This article has been revised as part of a large-scale clean-up project of multiple article copyright infringement. (See the investigation subpage) Earlier text must not be restored, unless it can be verified to be free of infringement. For legal reasons, Wikipedia cannot accept copyrighted text or images borrowed from other web sites or printed material; such additions must be deleted. Contributors may use sources as a source of information, but not as a source of sentences or phrases. Accordingly, the material may be rewritten, but only if it does not infringe on the copyright of the original or plagiarize from that source. Please see our guideline on non-free text for how to properly implement limited quotations of copyrighted text. Wikipedia takes copyright violations very seriously. — SamX [talk · contribs] 04:02, 28 August 2023 (UTC)[reply]

In subsection https://en.wikipedia.org/wiki/Slinky#Equilibrium the last paragraph and the last equation shows that the center of mass of a slinky lies above a quarter of it's length from the bottom end. I believe this to be incorrect and I suggest that it is actually a third of it's length from the bottom end.

To support this I firstly would like to point out what I would consider to be a mistake in derivation of the proportion of 1/4 suggested by the article. The logic in the article is vague, but I believe that in order to get the center of mass the author found a position of a point which would divide a slinky into 2 parts of equal masses, and took that point as the center of mass. That is not how one should derive a center of mass. Consider the following thought experiment: suppose that the suspended slinky becomes rigid, and is placed on a pivot at that point. What you have is 2 levers of equal mass on both sides of the pivot, but that does not guarantee that the stiff slinky wouldn't rotate, as it wouldn't if it was placed on the center of mass. Similarly, if scales are balanced, that does not require for the masses to be equal. https://en.wikipedia.org/wiki/Lever#/media/File:Lever_Principle_3D.png

Since it is my first time posting anything on Wikipedia and since English is not my native language, I've decided not to edit the article, as I am not particularly familiar with the rules and I can't write well. Instead I propose for someone capable to double check where the center of mass is and to edit the article themselves how they would see fit, if they would find this issue significant.

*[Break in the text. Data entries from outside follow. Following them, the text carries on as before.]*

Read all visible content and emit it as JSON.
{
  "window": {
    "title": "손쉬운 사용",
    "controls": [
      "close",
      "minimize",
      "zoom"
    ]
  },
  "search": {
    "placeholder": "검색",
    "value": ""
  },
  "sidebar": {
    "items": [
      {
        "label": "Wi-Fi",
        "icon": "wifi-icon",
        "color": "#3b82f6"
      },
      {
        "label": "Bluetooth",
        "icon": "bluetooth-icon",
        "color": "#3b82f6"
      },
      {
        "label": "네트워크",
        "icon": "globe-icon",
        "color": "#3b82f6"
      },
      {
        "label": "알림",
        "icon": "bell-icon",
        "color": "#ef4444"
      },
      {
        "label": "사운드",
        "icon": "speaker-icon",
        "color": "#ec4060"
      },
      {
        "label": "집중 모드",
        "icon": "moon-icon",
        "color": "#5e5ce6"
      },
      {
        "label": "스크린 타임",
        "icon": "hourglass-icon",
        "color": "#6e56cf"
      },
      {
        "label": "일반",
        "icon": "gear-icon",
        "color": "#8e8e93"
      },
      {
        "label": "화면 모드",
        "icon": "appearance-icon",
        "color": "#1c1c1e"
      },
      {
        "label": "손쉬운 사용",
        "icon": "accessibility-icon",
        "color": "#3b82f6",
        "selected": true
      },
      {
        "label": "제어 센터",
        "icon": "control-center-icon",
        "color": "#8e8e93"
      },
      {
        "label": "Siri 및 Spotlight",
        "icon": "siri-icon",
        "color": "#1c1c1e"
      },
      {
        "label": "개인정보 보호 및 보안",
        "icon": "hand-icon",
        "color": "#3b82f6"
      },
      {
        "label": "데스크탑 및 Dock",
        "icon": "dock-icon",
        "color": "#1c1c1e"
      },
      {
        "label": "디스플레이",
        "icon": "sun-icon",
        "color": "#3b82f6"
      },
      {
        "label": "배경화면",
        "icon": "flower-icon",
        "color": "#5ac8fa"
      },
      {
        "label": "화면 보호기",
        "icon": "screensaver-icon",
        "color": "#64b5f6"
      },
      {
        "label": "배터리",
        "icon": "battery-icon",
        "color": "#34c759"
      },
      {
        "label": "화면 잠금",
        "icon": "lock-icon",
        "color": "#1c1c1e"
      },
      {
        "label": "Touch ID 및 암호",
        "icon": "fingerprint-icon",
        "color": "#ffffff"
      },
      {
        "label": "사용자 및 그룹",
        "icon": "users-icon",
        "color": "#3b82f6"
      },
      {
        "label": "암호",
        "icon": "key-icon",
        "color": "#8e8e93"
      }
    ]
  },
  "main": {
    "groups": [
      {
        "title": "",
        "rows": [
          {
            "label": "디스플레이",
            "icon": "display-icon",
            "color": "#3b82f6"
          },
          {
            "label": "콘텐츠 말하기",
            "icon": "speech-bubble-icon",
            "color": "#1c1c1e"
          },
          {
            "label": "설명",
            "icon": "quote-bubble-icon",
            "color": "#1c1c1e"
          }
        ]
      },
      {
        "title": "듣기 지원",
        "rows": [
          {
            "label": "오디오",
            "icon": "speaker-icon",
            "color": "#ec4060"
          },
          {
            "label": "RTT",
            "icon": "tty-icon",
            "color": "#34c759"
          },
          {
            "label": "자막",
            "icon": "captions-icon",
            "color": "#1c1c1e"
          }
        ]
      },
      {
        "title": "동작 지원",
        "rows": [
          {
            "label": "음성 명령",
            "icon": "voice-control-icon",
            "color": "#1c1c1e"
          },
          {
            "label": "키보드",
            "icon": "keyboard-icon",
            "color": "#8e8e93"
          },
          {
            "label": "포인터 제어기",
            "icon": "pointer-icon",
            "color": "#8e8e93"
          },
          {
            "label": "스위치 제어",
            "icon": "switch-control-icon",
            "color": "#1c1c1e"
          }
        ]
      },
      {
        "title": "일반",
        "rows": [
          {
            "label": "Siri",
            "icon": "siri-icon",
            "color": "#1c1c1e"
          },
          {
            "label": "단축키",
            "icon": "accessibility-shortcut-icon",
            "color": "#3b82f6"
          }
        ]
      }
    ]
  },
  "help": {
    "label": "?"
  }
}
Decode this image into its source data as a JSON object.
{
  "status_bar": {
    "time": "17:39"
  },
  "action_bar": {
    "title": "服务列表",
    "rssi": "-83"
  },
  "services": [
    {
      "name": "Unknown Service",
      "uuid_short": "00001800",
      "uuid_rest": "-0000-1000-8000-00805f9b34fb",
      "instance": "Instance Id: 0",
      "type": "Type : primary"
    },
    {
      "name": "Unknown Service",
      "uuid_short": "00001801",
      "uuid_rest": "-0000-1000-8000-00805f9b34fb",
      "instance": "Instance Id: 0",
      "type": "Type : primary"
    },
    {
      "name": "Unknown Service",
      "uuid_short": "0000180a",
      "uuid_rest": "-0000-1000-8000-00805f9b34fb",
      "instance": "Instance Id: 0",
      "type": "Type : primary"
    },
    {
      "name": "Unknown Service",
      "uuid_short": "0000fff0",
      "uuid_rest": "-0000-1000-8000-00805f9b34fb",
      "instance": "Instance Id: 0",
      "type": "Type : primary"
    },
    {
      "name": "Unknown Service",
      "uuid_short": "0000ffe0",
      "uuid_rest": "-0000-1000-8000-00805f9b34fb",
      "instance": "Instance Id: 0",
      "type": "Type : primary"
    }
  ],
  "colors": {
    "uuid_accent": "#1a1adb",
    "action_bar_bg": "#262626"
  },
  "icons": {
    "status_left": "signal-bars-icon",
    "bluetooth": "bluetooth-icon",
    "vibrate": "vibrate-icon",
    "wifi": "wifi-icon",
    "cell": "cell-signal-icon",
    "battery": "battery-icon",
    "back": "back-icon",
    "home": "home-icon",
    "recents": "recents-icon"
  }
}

During calculating the position of the center of mass, I derived an equation which might help to get the result:

m²/h=M²/H

Where:

M - total mass of the slinky,

H - total length of the suspended slinky,

h - length of the part of the slinky from the bottom,

m - mass of that part

That equation is equivalent to the second one from this subsection (https://wikimedia.org/api/rest_v1/media/math/render/svg/d7815aa5f70b25498e4774339832718b5247e557), but one might find it more convenient to use for the derivation. 178.64.226.149 (talk) 05:15, 28 February 2024 (UTC)[reply]

I assume now I should ping @Callitropsis:, since he is a recent contributor.

Also, I found this interesting diff: https://en.wikipedia.org/w/index.php?title=Slinky&diff=next&oldid=684188877 178.64.226.149 (talk) 05:39, 28 February 2024 (UTC)[reply]

Thanks for bringing this to people's attention. Most of my edits to the article were solely to resolve copyright issues (see the relevant CCI before it was blanked for background) and the most recent one was just a revert of some apparently well-intentioned but misguided copyedits. I have no experience with physics beyond a few undergraduate courses at university a few years ago, and I unfortunately don't feel qualified to comment on the physics aspect of this, which I have no opinion on.

I don't doubt that your calculations are correct, but they would constitute original research, which is not permitted in Wikipedia articles. We'd have to find a reliable source that supports your assertions to include them in the article. I know that rule probably seems unnecessary and bureaucratic, but it exists for a reason—if we didn't require reliable sources, we'd have no way to keep out the cranks who think global warming is a hoax because of the second law of thermodynamics, or that Earth is actually flat and NASA is part of some grand global conspiracy.

With that said, I certainly do appreciate that you've brought this up here. Original research isn't permitted in articles, but we absolutely can and should use critical thinking to evaluate the reliability of sources. If you can find a reliable source to support your claims (it doesn't have to be online or in English) feel free to post it here on the talk page or simply make the edit yourself. Your written English seems to be very good and Help:Introduction_to_editing_with_VisualEditor is a good primer if you're intimidated by the editing interface. I'd also recommend reading Wikipedia:Citing sources. Feel free to reply here if you'd like to discuss this further or reach out to me on my talk page if you have questions that aren't related to this. Thanks, — Callitropsis🌲[talk · contribs] 06:19, 28 February 2024 (UTC)[reply]

In the meantime, I've removed the section because it's not supported by sources. It's quite late in my time zone and I've been very busy recently so I probably won't be able to reply immediately to follow-up questions, but I will try to get back to you as soon as I can. — Callitropsis🌲[talk · contribs] 06:22, 28 February 2024 (UTC)[reply]